# Igo-l Or Igo-w



## Rob Fisher (24/3/14)

@Silver and I are looking for for either an IGO-L or an IGO-W, but one that has holes in the posts for easier securing of the coil.


----------



## Reinvanhardt (24/3/14)

That would be the Igo-W then. Vapeking's getting stock, not sure when, probably soon though. I think the "W" will be a great dripper, but would prefer the Trident though, as it's got airflow control. Meaning I can set up a single coil and only have one air hole, as well as a dual coil setup with 2 air holes. (single coil prefers one hole, dual coil prefers 2 holes) The size of the air hole is also adjustable for a tighter or looser draw. With the Igo's you drill the hole to your preferable size and stick with it. (or increase it) Trident's also got holes in the posts. Pick one up from @Cape vaping supplies.

Reactions: Like 1


----------



## devdev (24/3/14)

Just please be careful with the center pin on the trident - it doesn't respond well to rotational force - the center pin on mine was rotated slightly out of horizontal with the two outer posts. All it took was some torque from a screwdriver to break the center pin and result in a dead trident (we need a tears emoticon to insert here)

Reactions: Like 2


----------



## Rob Fisher (27/3/14)

OK well this new initiative isn't really working... no Vendors are reading and responding... All we are getting is hearsay and maybe's... so Hi Ho @Silver I guess if we want an IGO of any sort it appears we have to resort to a Google search and order from overseas!

Reactions: Like 1


----------



## Reinvanhardt (27/3/14)

Rob Fisher said:


> OK well this new initiative isn't really working... no Vendors are reading and responding... All we are getting is hearsay and maybe's... so Hi Ho @Silver I guess if we want an IGO of any sort it appears we have to resort to a Google search and order from overseas!

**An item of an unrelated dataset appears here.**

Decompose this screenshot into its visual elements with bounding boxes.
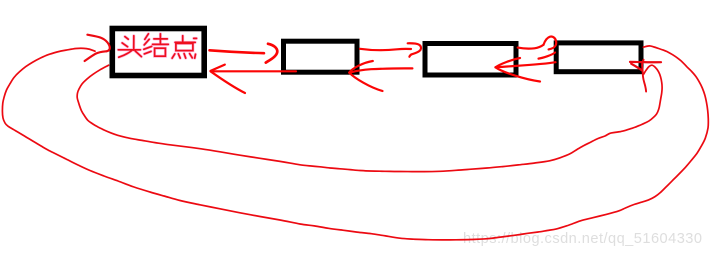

Hi Rob. Kindly see this post, followed by this one.

Cheers


----------



## Rob Fisher (27/3/14)

Reinvanhardt said:


> Hi Rob. Kindly see this post, followed by this one.



Yip I did see the posts... but coming soon can mean anything from 2 hours to 2 months. When someone wants something they want to know how long they are gonna have to wait... when you are doing your utmost to convert people to vaping and then you get asked five times a day when the stuff they asked for is coming and you answer "coming soon" the question right back is what does coming soon mean?

So if I'm a little testy about the issue you will understand why... "coming soon" doesn't help me one bit.

Reactions: Agree 2


----------



## Stroodlepuff (27/3/14)

We getting the igo-w with the shipment coming in next week  sorry for not responding guys I missed the post :/ will let you guys know soon as they arrive 

Sent from my GT-N7100 using Tapatalk

Reactions: Like 2


----------



## Rob Fisher (27/3/14)

Stroodlepuff said:


> We getting the igo-w with the shipment coming in next week  sorry for not responding guys I missed the post :/ will let you guys know soon as they arrive



Thanks Stroods... Next week is a time frame I can work with!


----------